The use of CIEP to screen for ENA is highly specific and cost-effective. We sought to determine the optimum strategy for subsequent identification of the autoantibodies to ENA. We confirmed that SPD improves the quality of PLs and the ease of CIEP gel interpretation, as reported by Walravens et al. (7), and can be easily integrated into a diagnostic laboratory's work flow. Indeed, the use of CIEP plus SPD was associated with a significant improvement in the quality of the results compared to those with conventional CIEP. This resulted in decreased repeat testing and less need for testing by an alternate, more expensive method. Overall, CIEP plus SPD significantly decreased the cost and turnaround time for sample analysis.

There was significant agreement among CIEP, CIEP plus SPD, LIA, and ELISA for the detection of the common anti-ENA (anti-SS-A, anti-SS-B, and anti-RNP). Overall, anti-ENA detected by CIEP and CIEP plus SPD correlated better with their respective clinical diagnoses than anti-ENA detected by LIA and ELISA.

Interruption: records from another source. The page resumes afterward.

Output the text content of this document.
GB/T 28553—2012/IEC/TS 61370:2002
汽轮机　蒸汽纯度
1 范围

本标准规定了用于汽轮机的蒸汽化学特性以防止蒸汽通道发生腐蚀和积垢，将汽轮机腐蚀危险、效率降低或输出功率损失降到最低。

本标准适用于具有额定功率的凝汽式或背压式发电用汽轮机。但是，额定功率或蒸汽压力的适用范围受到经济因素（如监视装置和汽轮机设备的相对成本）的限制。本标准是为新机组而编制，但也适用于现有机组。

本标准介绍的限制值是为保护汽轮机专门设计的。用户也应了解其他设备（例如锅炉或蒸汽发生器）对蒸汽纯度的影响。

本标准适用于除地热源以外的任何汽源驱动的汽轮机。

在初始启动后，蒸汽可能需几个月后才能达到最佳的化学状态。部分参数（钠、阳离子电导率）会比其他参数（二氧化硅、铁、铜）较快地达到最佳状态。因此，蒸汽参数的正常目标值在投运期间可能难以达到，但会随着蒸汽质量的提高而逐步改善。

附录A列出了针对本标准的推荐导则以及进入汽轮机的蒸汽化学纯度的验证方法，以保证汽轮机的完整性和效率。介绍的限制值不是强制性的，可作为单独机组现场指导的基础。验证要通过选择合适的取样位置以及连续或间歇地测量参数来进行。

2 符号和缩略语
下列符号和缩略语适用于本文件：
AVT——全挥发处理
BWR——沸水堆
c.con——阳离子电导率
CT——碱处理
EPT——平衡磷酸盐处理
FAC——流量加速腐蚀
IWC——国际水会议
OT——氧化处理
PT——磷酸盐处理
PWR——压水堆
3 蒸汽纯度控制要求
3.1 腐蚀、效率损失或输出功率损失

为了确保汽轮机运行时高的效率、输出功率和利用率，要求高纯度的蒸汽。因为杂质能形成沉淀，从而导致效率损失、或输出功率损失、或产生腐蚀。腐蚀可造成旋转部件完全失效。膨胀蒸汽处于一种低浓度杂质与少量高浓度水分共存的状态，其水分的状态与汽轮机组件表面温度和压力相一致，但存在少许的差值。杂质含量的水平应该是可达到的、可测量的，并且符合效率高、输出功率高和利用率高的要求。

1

We conclude that SPD significantly improves the quality of CIEP at no additional cost and concomitantly, significantly decreases cost and turnaround time. Anti-ENA identified by CIEP, with or without SPD, correlate well with their associated clinical conditions and have the greatest clinical utility. Although LIA also correlates well, it is significantly more expensive to perform. Therefore, we recommend that anti-ENA be screened by CIEP and typed by CIEP plus SPD. The minority of samples that cannot be interpreted by these methods alone should be further assessed by an alternate method, preferably LIA, because it has a higher predictive value than ELISA. This strategy optimizes the positive predictive value and clinical utility of the ENA test and, at the same time, decreases cost. This study demonstrates that in an era of cost containment, it is still possible to improve the quality of a laboratory service and simultaneously to reduce the cost and provide results with greater clinical significance.